This vinyl (or CD if you’d prefer) box set treats New Boots And Panties as year zero in the Ian Dury story, meaning that completists will need to seek out his studio beginnings with Kilburn And The High Roads for a complete set of his album recording career.
Listening to New Boots now, it’s difficult to imagine that Dury had much in common with punk. The music is a sophisticated mix of old fashioned rock’n’roll, funk and jazz, the verbal dexterity and autobiographical tales a far cry from the voracious anger of The Sex Pistols.
Dury was older, he’d studied art with Peter Blake, and already lived a peopled life as an artist and performer, but beyond the fashion of safety pins and bondage trousers, Dury represented the side of punk that has had a much longer legacy – the strength and nerve to be yourself and sod what anybody else thinks. New Boots is still a riot, a character-laden feast populated by London herberts and vagabonds including Ian’s father in My Old Man. A classic.
Prior to follow-up Do It Yourself, Dury had became a Top Of The Pops regular but neither Hit Me With Your Rhythm Stick nor Reasons To be Cheerful Part 3 were included across the pub rock disco of his second long player – an unthinkable lapse for more commercially minded artists.
Laughter from 1981, his final album for Stiff, mirrored Dury’s confrontational mood of the time as he battled with depression and various addictions.
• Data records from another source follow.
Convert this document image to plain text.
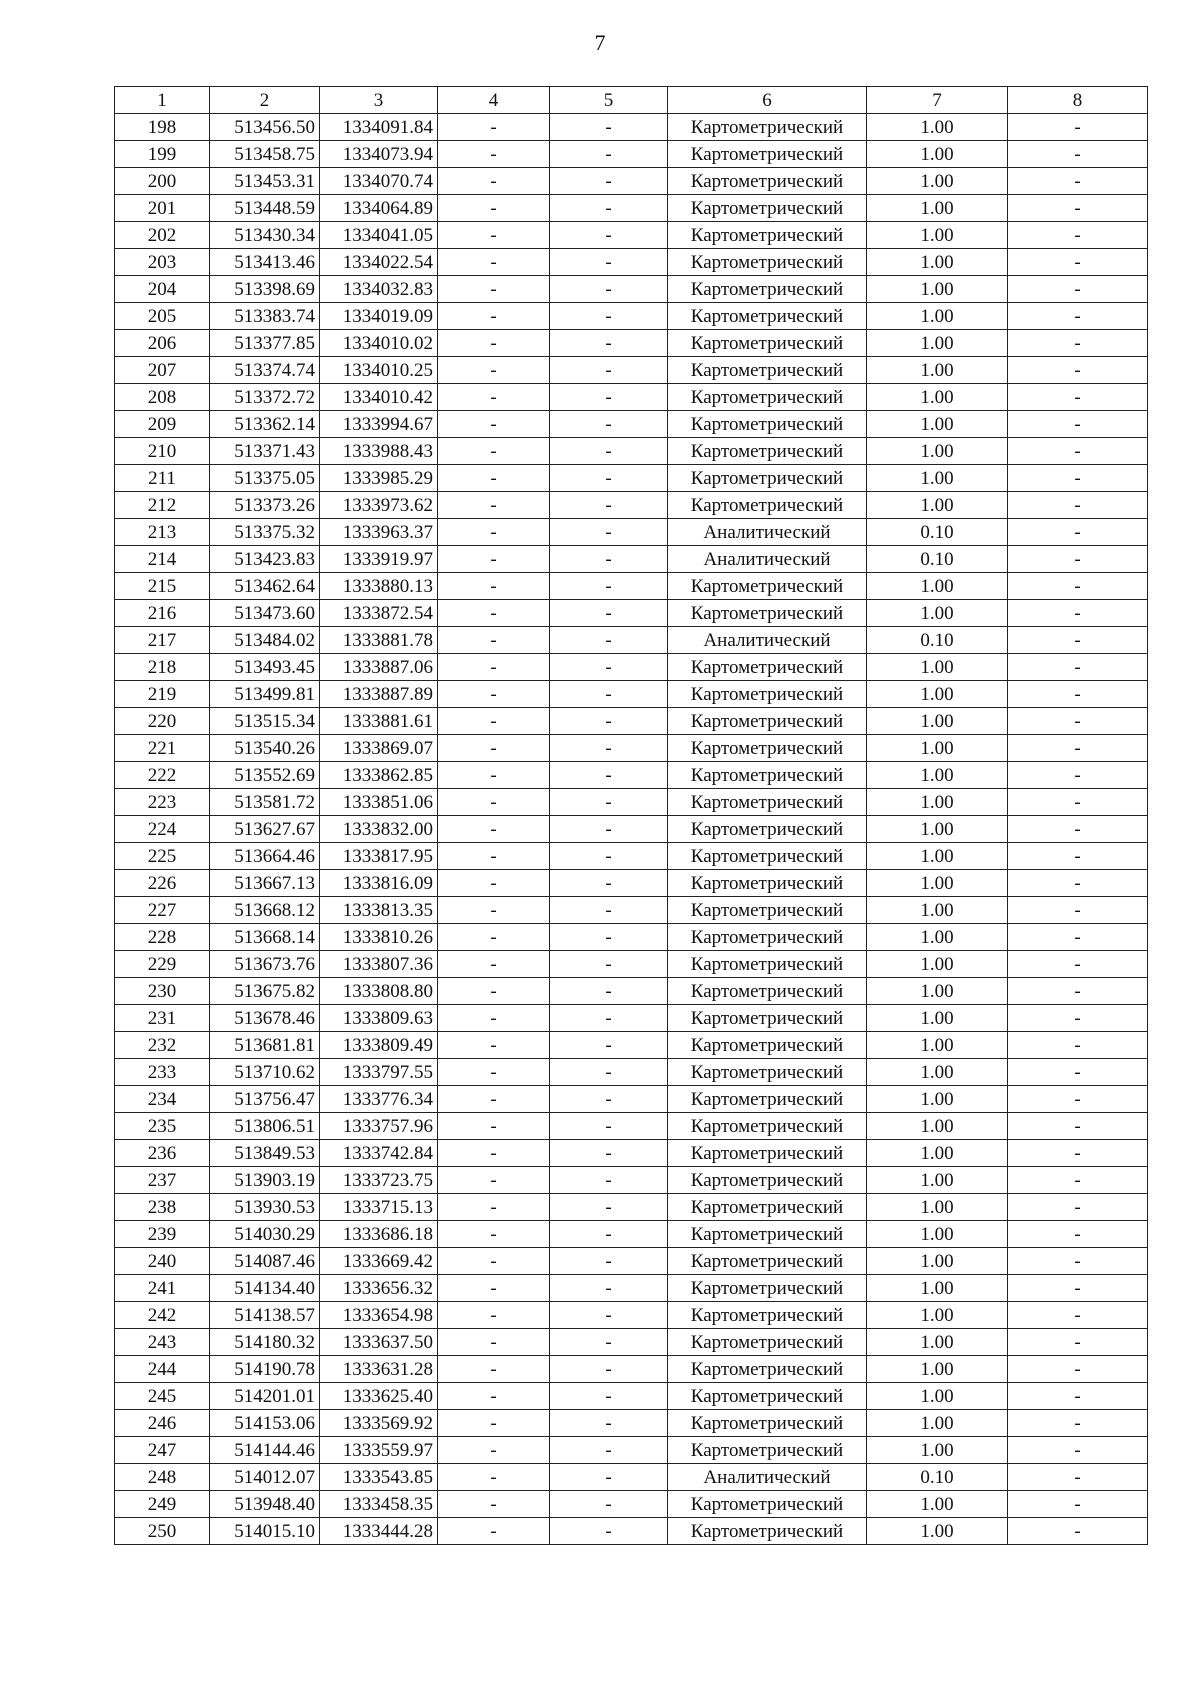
7
1	2	3	4	5	6	7	8
198	513456.50	1334091.84	-	-	Картометрический	1.00	-
199	513458.75	1334073.94	-	-	Картометрический	1.00	-
200	513453.31	1334070.74	-	-	Картометрический	1.00	-
201	513448.59	1334064.89	-	-	Картометрический	1.00	-
202	513430.34	1334041.05	-	-	Картометрический	1.00	-
203	513413.46	1334022.54	-	-	Картометрический	1.00	-
204	513398.69	1334032.83	-	-	Картометрический	1.00	-
205	513383.74	1334019.09	-	-	Картометрический	1.00	-
206	513377.85	1334010.02	-	-	Картометрический	1.00	-
207	513374.74	1334010.25	-	-	Картометрический	1.00	-
208	513372.72	1334010.42	-	-	Картометрический	1.00	-
209	513362.14	1333994.67	-	-	Картометрический	1.00	-
210	513371.43	1333988.43	-	-	Картометрический	1.00	-
211	513375.05	1333985.29	-	-	Картометрический	1.00	-
212	513373.26	1333973.62	-	-	Картометрический	1.00	-
213	513375.32	1333963.37	-	-	Аналитический	0.10	-
214	513423.83	1333919.97	-	-	Аналитический	0.10	-
215	513462.64	1333880.13	-	-	Картометрический	1.00	-
216	513473.60	1333872.54	-	-	Картометрический	1.00	-
217	513484.02	1333881.78	-	-	Аналитический	0.10	-
218	513493.45	1333887.06	-	-	Картометрический	1.00	-
219	513499.81	1333887.89	-	-	Картометрический	1.00	-
220	513515.34	1333881.61	-	-	Картометрический	1.00	-
221	513540.26	1333869.07	-	-	Картометрический	1.00	-
222	513552.69	1333862.85	-	-	Картометрический	1.00	-
223	513581.72	1333851.06	-	-	Картометрический	1.00	-
224	513627.67	1333832.00	-	-	Картометрический	1.00	-
225	513664.46	1333817.95	-	-	Картометрический	1.00	-
226	513667.13	1333816.09	-	-	Картометрический	1.00	-
227	513668.12	1333813.35	-	-	Картометрический	1.00	-
228	513668.14	1333810.26	-	-	Картометрический	1.00	-
229	513673.76	1333807.36	-	-	Картометрический	1.00	-
230	513675.82	1333808.80	-	-	Картометрический	1.00	-
231	513678.46	1333809.63	-	-	Картометрический	1.00	-
232	513681.81	1333809.49	-	-	Картометрический	1.00	-
233	513710.62	1333797.55	-	-	Картометрический	1.00	-
234	513756.47	1333776.34	-	-	Картометрический	1.00	-
235	513806.51	1333757.96	-	-	Картометрический	1.00	-
236	513849.53	1333742.84	-	-	Картометрический	1.00	-
237	513903.19	1333723.75	-	-	Картометрический	1.00	-
238	513930.53	1333715.13	-	-	Картометрический	1.00	-
239	514030.29	1333686.18	-	-	Картометрический	1.00	-
240	514087.46	1333669.42	-	-	Картометрический	1.00	-
241	514134.40	1333656.32	-	-	Картометрический	1.00	-
242	514138.57	1333654.98	-	-	Картометрический	1.00	-
243	514180.32	1333637.50	-	-	Картометрический	1.00	-
244	514190.78	1333631.28	-	-	Картометрический	1.00	-
245	514201.01	1333625.40	-	-	Картометрический	1.00	-
246	514153.06	1333569.92	-	-	Картометрический	1.00	-
247	514144.46	1333559.97	-	-	Картометрический	1.00	-
248	514012.07	1333543.85	-	-	Аналитический	0.10	-
249	513948.40	1333458.35	-	-	Картометрический	1.00	-
250	514015.10	1333444.28	-	-	Картометрический	1.00	-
Part of Dury’s charm was his gruff honesty; there was no pop star charm charade, and by the time of Lord Upminster he went against the grain of how society expected disabled people to behave (he was left crippled by the polio epidemic of the late 40s) and on Spasticus (Autisticus) stuck two fingers up to what he considered to be the patronising lip service of programmes such as The International Year Of The Disabled.
Occasional flickers aside, the fire doesn’t quite catch again until 1998’s Mr Love Pants, which saw him reunited with his legendary backing crew The Blockheads, and where Dury’s narration skills and naughty choruses returned to form, albeit to a slicker groove and cleaner production, on charming odes to such as nefarious characters as Jack Shit George and Mash It Up Harry (‘He’s got his little Wembley up his you know where’). In the words of the great man himself: “There ain’t half been some clever bastards.” And he was one of them.